Hacker News new | ask | show | jobs
by tetha 836 days ago
Curiously, this is a big facet in our dev/ops re-organization.

For example, we in infra-operations are responsible to store data customers upload into your systems. This data has to be considered not reproducible, especially if it's older than a few days. If we lose it, we lose it for good and then people are disappointed and turn angry.

As such, large scale data wipes are handled very carefully with manual approvals from several different teams. The full deletion of a customer goes through us, account management, contract and us again. And this is fine. Even with the GDPR and such, it is entirely fine that deleting a customer takes 1-2 weeks. Especially because the process has caught errors in other internal processes, and errors in our customers processes. Suddenly you're the hero vendor if the customer goes "Oh fuck, noooooo".

On the other hand, stateless code updates without persistence changes are supposed to be able to move as fast as the build server gives. If it goes wrong, just deploy a fix with the next build or roll back. And sure you can construct situations in which code changes cause big, persistent, stateful issues, but these tend to be rare with a decent dev-team.

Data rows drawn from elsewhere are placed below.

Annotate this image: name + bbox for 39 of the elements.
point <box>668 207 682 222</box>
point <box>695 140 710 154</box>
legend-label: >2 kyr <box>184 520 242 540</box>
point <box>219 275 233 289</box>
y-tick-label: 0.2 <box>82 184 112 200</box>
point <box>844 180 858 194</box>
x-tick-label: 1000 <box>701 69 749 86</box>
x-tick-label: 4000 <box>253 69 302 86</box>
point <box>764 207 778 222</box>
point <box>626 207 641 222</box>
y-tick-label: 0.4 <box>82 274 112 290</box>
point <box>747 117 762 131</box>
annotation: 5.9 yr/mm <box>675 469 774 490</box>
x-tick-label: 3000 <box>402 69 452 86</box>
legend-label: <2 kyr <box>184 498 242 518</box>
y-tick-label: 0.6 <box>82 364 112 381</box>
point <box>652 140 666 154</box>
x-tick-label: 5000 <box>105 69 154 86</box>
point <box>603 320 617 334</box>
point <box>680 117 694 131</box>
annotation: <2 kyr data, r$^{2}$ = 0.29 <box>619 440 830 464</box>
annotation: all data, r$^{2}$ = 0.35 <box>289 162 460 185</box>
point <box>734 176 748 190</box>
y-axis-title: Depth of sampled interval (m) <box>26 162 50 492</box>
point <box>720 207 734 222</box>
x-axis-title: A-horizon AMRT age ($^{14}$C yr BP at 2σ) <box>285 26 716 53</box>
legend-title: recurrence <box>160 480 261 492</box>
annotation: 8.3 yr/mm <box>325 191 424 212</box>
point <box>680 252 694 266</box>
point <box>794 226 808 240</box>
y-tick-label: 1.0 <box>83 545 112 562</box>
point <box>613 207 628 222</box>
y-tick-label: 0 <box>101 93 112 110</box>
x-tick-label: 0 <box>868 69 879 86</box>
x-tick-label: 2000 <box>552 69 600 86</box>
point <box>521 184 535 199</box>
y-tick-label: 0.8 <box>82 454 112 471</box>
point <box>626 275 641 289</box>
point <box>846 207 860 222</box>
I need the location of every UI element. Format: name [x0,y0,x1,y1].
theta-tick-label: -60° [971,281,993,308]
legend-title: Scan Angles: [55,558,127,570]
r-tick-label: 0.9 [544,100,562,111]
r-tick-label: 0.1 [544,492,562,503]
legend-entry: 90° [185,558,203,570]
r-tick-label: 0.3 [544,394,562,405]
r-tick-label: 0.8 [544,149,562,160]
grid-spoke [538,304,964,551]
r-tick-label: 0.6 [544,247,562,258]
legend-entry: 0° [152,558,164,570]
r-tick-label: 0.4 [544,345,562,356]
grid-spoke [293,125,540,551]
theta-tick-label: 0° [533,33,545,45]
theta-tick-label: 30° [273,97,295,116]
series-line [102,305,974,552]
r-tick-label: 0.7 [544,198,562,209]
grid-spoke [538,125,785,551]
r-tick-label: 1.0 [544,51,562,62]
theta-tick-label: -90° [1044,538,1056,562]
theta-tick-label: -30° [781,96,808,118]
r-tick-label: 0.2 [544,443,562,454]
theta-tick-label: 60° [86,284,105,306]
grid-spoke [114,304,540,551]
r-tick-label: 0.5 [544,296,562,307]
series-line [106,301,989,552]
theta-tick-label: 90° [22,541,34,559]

We as infra-ops and central services need to be robust and reliable and are fine shedding speed (outside of standard requests) for this. A dev-team with a good understanding of stateful and stateless changes should totally be able to run into a wall at full speed since they can stand back up just as quickly. We're easily looking at hours of backup restore for hosed databases. And no there is no way to speed it up without hardware changes.